Diz-se ‘aparentemente’, porque, de fato, não
é isso que se dá. Ora, o Sistema Normativo
trabalha com modais deônticos: obriga, proíbe,
permite. Dependendo de como se escreve a norma, é
possível que, num primeiro momento, a estipulação
da letra da lei se apresente como permissão, ou melhor,
como exercício de direito subjetivo ou prerrogativa,
como quando alguém escolhe algo, por exemplo, escolhe
ir ao jogo de futebol. Na lei o sofisma está em que
o legislador oferece a escolha ao contribuinte. Porém,
evidentemente, não se trata de escolha, mas de obrigação
e, simultaneamente, proibição de não
escolher. É que a lei fixou algumas alternativas
e obriga que o cidadão escolha (acate) uma delas.

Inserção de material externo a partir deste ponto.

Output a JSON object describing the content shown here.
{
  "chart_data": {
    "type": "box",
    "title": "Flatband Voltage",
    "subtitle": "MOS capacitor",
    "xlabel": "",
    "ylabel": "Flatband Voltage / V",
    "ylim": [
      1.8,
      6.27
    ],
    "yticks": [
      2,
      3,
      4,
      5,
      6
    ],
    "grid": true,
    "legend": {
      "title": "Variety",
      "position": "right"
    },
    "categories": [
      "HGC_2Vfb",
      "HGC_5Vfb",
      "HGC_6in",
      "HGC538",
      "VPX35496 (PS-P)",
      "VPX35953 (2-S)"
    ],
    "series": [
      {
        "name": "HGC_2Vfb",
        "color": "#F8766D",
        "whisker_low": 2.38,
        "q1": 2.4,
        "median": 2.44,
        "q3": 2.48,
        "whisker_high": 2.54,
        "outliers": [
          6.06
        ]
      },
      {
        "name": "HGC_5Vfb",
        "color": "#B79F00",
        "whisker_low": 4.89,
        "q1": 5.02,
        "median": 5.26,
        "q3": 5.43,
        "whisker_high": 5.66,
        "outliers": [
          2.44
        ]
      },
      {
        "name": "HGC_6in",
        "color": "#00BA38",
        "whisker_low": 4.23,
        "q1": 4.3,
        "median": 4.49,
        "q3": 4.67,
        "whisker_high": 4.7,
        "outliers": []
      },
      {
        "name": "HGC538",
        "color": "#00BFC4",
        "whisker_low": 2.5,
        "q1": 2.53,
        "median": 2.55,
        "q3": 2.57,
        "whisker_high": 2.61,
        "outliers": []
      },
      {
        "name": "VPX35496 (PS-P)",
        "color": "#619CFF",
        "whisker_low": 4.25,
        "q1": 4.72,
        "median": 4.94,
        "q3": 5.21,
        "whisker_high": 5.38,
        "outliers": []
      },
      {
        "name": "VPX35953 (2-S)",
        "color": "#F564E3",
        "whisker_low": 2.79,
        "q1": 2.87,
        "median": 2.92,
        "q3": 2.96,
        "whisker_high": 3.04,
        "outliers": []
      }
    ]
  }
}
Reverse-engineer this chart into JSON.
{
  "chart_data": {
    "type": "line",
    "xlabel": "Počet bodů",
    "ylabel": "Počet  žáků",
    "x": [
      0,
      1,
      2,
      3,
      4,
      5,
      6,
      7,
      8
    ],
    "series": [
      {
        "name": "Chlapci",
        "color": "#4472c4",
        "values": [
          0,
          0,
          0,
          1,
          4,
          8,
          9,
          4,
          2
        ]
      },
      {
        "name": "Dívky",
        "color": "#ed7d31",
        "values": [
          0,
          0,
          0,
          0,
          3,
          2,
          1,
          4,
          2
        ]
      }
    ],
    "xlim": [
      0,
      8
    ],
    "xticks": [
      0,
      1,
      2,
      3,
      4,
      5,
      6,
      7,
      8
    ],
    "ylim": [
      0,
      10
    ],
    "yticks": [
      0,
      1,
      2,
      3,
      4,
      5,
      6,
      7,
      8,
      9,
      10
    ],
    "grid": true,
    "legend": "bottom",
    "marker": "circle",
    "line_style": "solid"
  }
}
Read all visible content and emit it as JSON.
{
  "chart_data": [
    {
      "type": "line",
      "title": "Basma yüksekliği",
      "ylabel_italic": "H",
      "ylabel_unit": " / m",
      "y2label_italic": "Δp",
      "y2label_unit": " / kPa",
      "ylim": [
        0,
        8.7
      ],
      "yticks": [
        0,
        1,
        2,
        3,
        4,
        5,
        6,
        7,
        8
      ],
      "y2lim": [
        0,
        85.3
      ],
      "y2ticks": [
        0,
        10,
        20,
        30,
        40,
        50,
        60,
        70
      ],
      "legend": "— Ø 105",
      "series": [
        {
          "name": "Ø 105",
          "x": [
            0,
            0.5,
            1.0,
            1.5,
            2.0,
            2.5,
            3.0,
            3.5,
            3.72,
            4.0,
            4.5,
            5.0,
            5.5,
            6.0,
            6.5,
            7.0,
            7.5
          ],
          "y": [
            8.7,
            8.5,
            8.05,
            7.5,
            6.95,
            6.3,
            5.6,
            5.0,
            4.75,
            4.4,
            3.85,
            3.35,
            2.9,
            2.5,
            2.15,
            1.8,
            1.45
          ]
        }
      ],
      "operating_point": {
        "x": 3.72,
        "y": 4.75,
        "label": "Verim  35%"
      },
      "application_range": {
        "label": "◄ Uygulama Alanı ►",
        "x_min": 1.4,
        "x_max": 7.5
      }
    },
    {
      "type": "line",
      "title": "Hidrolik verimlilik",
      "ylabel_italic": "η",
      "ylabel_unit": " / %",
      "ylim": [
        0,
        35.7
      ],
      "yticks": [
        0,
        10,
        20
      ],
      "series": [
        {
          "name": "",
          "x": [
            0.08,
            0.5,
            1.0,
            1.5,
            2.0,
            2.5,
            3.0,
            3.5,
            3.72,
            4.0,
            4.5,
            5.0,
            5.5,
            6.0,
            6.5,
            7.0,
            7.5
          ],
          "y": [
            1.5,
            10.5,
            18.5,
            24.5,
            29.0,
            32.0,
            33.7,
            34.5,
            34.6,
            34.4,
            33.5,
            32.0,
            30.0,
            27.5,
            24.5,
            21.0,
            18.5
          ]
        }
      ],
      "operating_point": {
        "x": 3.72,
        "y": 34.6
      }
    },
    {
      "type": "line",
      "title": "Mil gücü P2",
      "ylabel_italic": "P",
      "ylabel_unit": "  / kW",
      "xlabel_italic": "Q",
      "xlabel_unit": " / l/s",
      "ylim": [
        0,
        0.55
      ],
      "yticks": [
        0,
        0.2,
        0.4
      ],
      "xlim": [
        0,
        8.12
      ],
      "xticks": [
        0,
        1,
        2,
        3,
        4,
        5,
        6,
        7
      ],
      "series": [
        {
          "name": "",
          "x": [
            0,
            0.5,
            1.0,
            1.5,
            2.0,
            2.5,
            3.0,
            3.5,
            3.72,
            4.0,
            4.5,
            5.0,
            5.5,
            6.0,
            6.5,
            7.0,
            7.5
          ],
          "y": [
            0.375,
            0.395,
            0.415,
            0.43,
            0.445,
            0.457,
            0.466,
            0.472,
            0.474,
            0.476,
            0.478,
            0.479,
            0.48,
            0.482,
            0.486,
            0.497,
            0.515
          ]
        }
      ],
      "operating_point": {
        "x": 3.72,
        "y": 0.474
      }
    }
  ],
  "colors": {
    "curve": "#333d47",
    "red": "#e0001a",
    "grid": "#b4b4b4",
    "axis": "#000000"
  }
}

O contribuinte não tem escolha: ou escolhe ou escolhe,
pois se não escolher, a taxa será cobrada
assim mesmo. E pior: o argumento do legislador é
ad terrorem: o contribuinte é avisado de que se não
escolher ___ ou se escolher errado ___ sofrerá sanções,
pois a Prefeitura fará o lançamento da cobrança
assim mesmo, e pelo preço definido em função
do valor venal do imóvel. Não resta qualquer
dúvida que nada mudou com a nova lei. O serviço
de coleta de lixo que sempre foi indivisível, continua
sendo. Compreende-se que a Municipalidade queria cobrar
por tal serviço, mas ao Juiz cabe cumprir a lei;
c) Ora, os resíduos produzidos
pelos associados do Impetrante classificam-se em: a) resíduos
comuns; b) resíduos recicláveis; e c) resíduos
contaminantes, sendo que os últimos são devidamente
embalados, retirados pelos agentes municipais, submetidos
a tratamento, para posterior destinação final,
conforme determinação administrativa, já
pagando os associados do Impetrante pela retirada do lixo
referente aos resíduos não contaminantes.
Pelo que consta, a Municipalidade, diante da dificuldade
de divisão dos serviços prestados, lançou
os valores para recolhimento sem considerar quantos leitos
possui o estabelecimento de saúde, ou seja, sem qualquer
critério. E nesse ponto da TRSS - Taxa de Resíduos
Sólidos de Serviços de Saúde há
ainda outra clara violação constitucional.
Desta feita ao princípio da igualdade. (...)Veja-se
a violação ao princípio da isonomia:
Enquanto que a taxa referente à coleta domiciliar
de resíduos varia de R$ 6,14 (seis reais e quatorze
centavos) a R$ 122,72 (cento e vinte e dois reais e setenta
e dois centavos), a TRSS é cobrada no valor mínimo
de R$ 44,30 (quarenta e quatro reais e trinta centavos)
para o PGR especial, passando a R$ 1.410,47 (um mil, quatrocentos
e dez reais e quarenta e sete centavos), até R$ 22.567,44
(vinte e dois mil, quinhentos e sessenta e sete reais e
quarenta e quatro centavos). Ora, não há qualquer
motivo para que o preço dos serviços cobrados
possam variar, pois os serviços prestados são
os mesmos, isto é, coleta de lixo. É forçoso
concluir, portanto, por tudo que foi exposto, e pelo menos
por aquilo que a agravante trouxe ao instrumento, que as
normas que instituíram as taxas aqui referidas são
ilegais e inconstitucionais, por infração
ao Código Tributário Nacional e à Constituição
Federal”.
Estes, em síntese apertada, os argumentos da r. decisão.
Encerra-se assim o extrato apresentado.